林清雪眼睫剧烈地一颤,双手在风衣面料下无意识地攥紧了衣角。
“并购的那七家公司……三年内老板非死即破产。”她强压着心头那种因为指尖触碰而泛起的极致酥麻,刻意用冰冷的工作声线试图转移这种几乎要爆表的张力,“天利背后的人,就是这次搞我们的人?”
“嗯。”林烨的手并没有收回,而是顺势搭在了她裹着外套的肩膀上。隔着衣服,掌心的重压和热度源源不断地传过去,像是一种无声却极度强势的安抚,“对方不仅是个会看风水的骗子,还是个踏入修法门槛的邪修。这种降维打击的下三滥手段,普通商场规律确实扛不住。”
“那他接下来……会发现你,针对你吗?”
林清雪骤然转过身。因为距离实在太近,她转身时甚至差一点就直接撞进了林烨坚实的胸膛。
她立刻惊觉地停步,视线刚好落在林烨微微敞开的领口,以及那清晰利落的锁骨和滚动的喉结上。
“针对我?”林烨发出了一声极度低沉的冷讽。
胸底产生的共振通过微薄的空气,清晰无误地传进了林清雪的感官神经里。
“那个老神棍得烧高香庆幸,庆幸我今天没顺着气运通道,直接穿过去扯掉他的脑袋。”
夕阳的余辉打在林烨没有任何表情的轮廓上。在这一瞬间散发出来的气场,不是什么温吞的医生或软弱的助理,而是一种凌驾于所有世俗和生死规则之上的、令人战栗的绝对暴君感。
林清雪听着这句血腥味极重的话,看着男人深邃冷漠的眼底,心跳突然彻底失控。
没有商界女皇的高傲防备,没有危机四伏的焦虑。在这一刻,她只觉得一种近乎头晕目眩的安全感从脊椎骨里炸开,让她只想彻底沉沦在这种被绝对保护的领域里。
“走吧。”林烨似乎察觉到了她的呼吸急促,非常适时地收回了搭在肩膀上的手,连带着那种让人腿软的荷尔蒙压制也一并收敛了回去,“晚上想吃什么?糖醋排骨还是红烧牛腩?”

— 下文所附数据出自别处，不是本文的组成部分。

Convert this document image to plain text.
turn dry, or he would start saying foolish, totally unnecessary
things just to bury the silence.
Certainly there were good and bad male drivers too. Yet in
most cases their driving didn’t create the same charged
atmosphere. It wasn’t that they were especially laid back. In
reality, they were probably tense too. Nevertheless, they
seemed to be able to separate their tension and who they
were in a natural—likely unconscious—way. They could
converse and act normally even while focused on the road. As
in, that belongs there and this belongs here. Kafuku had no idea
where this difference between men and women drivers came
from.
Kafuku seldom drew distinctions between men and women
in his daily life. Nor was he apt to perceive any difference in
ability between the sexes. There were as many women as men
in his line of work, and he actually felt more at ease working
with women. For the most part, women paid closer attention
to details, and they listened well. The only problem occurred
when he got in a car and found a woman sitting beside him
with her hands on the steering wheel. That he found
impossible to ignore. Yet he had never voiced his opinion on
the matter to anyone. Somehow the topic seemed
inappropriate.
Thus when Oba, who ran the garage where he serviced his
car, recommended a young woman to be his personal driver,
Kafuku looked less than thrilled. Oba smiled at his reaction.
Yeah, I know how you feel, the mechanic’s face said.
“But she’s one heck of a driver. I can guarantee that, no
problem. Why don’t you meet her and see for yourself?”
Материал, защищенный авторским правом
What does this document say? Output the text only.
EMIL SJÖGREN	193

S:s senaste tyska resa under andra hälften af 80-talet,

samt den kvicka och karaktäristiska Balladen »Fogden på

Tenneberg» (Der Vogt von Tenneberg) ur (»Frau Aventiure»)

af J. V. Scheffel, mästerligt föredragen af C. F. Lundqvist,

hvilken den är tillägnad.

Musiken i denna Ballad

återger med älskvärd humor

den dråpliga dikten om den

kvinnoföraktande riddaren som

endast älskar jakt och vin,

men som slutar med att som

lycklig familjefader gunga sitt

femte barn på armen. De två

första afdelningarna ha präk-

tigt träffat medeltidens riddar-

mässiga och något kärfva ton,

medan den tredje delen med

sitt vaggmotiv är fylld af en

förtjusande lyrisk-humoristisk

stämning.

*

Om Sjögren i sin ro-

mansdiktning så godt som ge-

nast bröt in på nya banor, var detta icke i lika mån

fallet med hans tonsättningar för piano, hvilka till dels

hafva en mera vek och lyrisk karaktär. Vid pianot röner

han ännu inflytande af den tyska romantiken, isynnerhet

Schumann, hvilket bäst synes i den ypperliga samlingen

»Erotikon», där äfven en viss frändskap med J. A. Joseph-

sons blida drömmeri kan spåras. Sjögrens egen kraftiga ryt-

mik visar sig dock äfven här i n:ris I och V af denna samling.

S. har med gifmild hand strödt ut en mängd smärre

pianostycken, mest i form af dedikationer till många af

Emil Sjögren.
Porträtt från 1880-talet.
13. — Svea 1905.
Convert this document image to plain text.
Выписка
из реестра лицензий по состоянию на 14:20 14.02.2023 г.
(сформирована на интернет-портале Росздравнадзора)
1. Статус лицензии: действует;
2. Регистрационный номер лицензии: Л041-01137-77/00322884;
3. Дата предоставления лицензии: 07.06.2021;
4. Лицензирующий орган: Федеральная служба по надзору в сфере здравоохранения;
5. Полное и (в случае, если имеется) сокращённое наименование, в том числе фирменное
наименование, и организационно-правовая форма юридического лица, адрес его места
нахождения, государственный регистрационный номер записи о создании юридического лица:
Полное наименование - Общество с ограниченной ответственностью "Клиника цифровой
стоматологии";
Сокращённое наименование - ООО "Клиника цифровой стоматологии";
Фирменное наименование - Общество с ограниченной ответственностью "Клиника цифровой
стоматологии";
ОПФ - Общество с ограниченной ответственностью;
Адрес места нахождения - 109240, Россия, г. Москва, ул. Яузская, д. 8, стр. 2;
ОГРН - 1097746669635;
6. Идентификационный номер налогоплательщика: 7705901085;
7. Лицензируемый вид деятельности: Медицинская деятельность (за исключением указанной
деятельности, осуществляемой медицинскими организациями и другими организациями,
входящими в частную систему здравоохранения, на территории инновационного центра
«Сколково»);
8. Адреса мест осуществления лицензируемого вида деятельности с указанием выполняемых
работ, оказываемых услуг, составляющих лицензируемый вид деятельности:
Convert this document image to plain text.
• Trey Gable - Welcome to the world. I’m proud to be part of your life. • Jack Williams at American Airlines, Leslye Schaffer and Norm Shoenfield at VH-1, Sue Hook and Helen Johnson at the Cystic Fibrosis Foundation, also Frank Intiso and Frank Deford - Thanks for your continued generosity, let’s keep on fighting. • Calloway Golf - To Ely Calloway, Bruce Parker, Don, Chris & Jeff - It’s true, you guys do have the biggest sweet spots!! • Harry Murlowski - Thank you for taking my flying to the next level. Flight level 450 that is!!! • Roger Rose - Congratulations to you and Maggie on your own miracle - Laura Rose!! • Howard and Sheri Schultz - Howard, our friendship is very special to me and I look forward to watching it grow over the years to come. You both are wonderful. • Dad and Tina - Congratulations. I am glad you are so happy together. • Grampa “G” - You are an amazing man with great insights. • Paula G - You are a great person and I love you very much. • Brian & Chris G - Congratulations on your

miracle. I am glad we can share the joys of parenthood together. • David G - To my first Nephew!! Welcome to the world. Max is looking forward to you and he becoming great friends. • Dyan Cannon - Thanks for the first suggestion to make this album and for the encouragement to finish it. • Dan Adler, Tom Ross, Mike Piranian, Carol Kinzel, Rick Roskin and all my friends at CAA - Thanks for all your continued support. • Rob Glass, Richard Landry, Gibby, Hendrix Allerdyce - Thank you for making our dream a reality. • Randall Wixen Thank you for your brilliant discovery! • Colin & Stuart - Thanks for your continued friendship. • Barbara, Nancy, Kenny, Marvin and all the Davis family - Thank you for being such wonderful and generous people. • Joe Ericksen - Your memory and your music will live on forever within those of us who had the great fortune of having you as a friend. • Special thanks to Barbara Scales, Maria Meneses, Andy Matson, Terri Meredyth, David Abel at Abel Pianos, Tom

随着他语气的瞬间切换,刚才那个睥睨生死的杀神宛如错觉,面前站着的,又是那个会系着围裙在厨房里闲散切菜的居家男人。
这种几乎要把人神经撕裂的极端反差感。
林清雪微微松开被自己咬出白印的下唇,海风将她散落的长发吹到了脸颊上,刚好遮挡住了她白皙脖颈上已经红透的耳根的底部。外套里那股令人安心的中药皂香仿佛从衣衫深处渗入了她的四肢百骸。
“……都要。”她用那种只有在最私密空间里才会流露出的娇哑声线,极低地吐出了两个字。
“行,去趟菜市场。”林烨转身跨下台阶,走向停在路边的那辆黑色AMG。
林清雪站在原地看了他的背影两秒,双手在风衣面料下紧紧抓拢了身上那件宽大的男士外套,贪婪地将那股属于他的体温死死锁在自己身上。
她踩着高跟鞋,快步跟了上去。听到熟悉的高跟鞋声靠拢,走到车边的林烨并没有急着解锁走人,而是极其自然地偏过头,替她拉开了副驾驶的车门。
他的一只手搭在车门上方的边缘,手背处隐约还能看到刚刚用精血画符时留下的极淡、洗褪了一半的暗红色痕迹。
林清雪垂眸、低头坐进去的瞬间,发顶的碎发几乎擦过了林烨前襟的衣料。两人在极其狭窄的车门门框空间内,再次完成了一次呼吸交错的极近擦肩。
“啪。”
厚重的防弹车门关上,将深秋傍晚的刺骨寒风彻底隔绝在外。
林清雪靠在真皮座椅上。她隔着车玻璃看着林烨从车头绕过走向驾驶座的漫不经心身影,眼界深处那种常年冰封的戒备与尖锐,已经融化得连一点渣子都不剩了。